When I first heard of Fraunhofer IAF I was immediately struck by the fact that they manufacture their own semiconductors. Without hesitation, I started my master’s thesis at Fraunhofer IAF in 2018 and afterwards I was offered the opportunity to continue my work in form of a dissertation. The institute offers a great infrastructure with a direct link to the clean room and device manufacturing. This allows for the development of new concepts and individual components - which of course offers many possibilities for my research. I, for my part, start with the design of components and circuits. My colleagues then process them, after which I characterize them. Then I continue to work on the assembly technology, and finally I move on to the application, i.e. the commissioning of a finished demonstrator. This kind of research infrastructure, which covers the entire semiconductor value chain, is very rare at other research institutes.

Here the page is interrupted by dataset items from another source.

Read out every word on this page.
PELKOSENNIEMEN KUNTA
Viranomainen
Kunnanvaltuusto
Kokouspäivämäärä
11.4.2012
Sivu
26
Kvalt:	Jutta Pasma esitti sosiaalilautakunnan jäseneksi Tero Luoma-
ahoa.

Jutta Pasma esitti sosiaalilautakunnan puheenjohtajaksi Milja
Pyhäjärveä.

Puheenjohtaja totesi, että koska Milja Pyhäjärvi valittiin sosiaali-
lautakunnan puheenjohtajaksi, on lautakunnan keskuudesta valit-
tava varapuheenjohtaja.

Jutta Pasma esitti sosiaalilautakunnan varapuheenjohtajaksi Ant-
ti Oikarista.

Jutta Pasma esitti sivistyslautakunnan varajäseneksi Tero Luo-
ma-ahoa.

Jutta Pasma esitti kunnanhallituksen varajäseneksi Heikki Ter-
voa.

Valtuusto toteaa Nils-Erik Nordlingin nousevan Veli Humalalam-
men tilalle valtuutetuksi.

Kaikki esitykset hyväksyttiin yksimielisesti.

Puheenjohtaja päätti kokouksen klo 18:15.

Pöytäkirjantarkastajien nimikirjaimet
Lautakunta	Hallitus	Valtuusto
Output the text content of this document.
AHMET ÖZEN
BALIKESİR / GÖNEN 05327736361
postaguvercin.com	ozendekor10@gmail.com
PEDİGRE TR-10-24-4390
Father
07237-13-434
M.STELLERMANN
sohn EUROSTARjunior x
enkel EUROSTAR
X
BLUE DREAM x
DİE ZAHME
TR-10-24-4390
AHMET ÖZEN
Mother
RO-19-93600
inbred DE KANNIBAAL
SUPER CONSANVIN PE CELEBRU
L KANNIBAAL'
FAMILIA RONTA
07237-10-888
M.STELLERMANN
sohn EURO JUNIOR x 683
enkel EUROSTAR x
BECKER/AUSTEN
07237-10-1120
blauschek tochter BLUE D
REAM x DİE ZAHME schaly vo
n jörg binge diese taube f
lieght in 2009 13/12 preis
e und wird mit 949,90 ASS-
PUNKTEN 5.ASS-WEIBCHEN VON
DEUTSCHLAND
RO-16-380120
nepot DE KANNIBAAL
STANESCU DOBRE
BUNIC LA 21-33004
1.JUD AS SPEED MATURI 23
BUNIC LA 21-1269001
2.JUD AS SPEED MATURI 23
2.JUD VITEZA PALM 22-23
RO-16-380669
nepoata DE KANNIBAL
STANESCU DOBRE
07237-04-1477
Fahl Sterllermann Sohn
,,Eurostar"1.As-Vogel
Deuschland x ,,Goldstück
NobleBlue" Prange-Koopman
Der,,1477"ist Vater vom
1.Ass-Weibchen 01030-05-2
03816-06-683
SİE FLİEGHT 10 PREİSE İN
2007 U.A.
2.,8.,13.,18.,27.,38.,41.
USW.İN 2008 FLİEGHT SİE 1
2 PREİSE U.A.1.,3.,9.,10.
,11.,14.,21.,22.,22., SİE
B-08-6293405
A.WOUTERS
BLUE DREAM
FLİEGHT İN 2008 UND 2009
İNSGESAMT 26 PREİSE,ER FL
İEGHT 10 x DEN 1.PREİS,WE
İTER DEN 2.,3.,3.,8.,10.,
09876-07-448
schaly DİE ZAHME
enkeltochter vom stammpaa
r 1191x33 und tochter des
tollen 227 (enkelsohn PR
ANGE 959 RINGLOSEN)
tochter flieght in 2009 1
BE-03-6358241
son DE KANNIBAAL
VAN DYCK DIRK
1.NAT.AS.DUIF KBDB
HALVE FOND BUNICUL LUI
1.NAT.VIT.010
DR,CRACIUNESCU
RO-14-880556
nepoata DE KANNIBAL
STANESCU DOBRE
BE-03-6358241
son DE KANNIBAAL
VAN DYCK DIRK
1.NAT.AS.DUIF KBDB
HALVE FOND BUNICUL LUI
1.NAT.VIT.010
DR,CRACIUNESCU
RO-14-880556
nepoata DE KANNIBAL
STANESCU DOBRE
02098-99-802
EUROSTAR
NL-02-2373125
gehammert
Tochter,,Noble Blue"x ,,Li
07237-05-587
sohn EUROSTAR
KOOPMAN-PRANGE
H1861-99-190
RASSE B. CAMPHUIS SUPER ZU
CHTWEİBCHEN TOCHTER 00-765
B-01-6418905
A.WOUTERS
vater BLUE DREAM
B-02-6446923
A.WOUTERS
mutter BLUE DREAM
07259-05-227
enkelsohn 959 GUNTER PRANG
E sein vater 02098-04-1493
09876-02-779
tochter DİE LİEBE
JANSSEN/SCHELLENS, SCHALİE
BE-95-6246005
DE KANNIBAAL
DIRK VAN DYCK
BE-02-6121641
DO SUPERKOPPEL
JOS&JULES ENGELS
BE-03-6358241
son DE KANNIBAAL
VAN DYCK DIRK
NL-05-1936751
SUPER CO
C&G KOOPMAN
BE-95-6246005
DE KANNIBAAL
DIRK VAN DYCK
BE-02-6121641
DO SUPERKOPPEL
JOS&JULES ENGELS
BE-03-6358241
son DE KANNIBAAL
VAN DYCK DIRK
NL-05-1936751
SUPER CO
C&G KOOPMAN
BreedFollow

What are you currently researching?
Together with my colleagues, I am researching gallium nitride-on-silicon (GaN-on-Si) technology for use as power semiconductors in energy-efficient DC-DC converters. Due to its lateral structure, the semiconductor material gallium nitride allows the integration of additional components to the power switch on a single chip. A voltage converter consists of power switch, drive and control, and protection circuits. In this context, I am investigating a full or complete integration in this technology to a so-called GaN Power System-on-Chip (Power SoC) for the low voltage class, for example in battery applications. The battery not only includes the battery itself, but also power electronics in the form of a low-voltage converter that adapts the output voltage of the battery to the corresponding load.
For this purpose, I develop and optimize components and circuits. From this full integration, we hope to achieve a higher power and functional density with simultaneously low costs compared to discretely designed systems. Such forms of high integration are primarily driven by an increased demand for efficient and compact systems in information technology, mobile and battery-powered applications, which we are also increasingly noticing in our own behavior.
What fascinates you about power electronics?
The exciting thing for me, and I always say this when I teach, is the extreme range of power electronics from milliwatts to megawatts. In some cases, I work with up to 100 amps and 1000 volts. I am also interested in measurement and safety technology, which plays a major role. With such large currents and voltages, there is always a certain thrill, because if something goes wrong, the components explode and are destroyed. Of course, that has to be avoided and makes power electronics so exciting for me.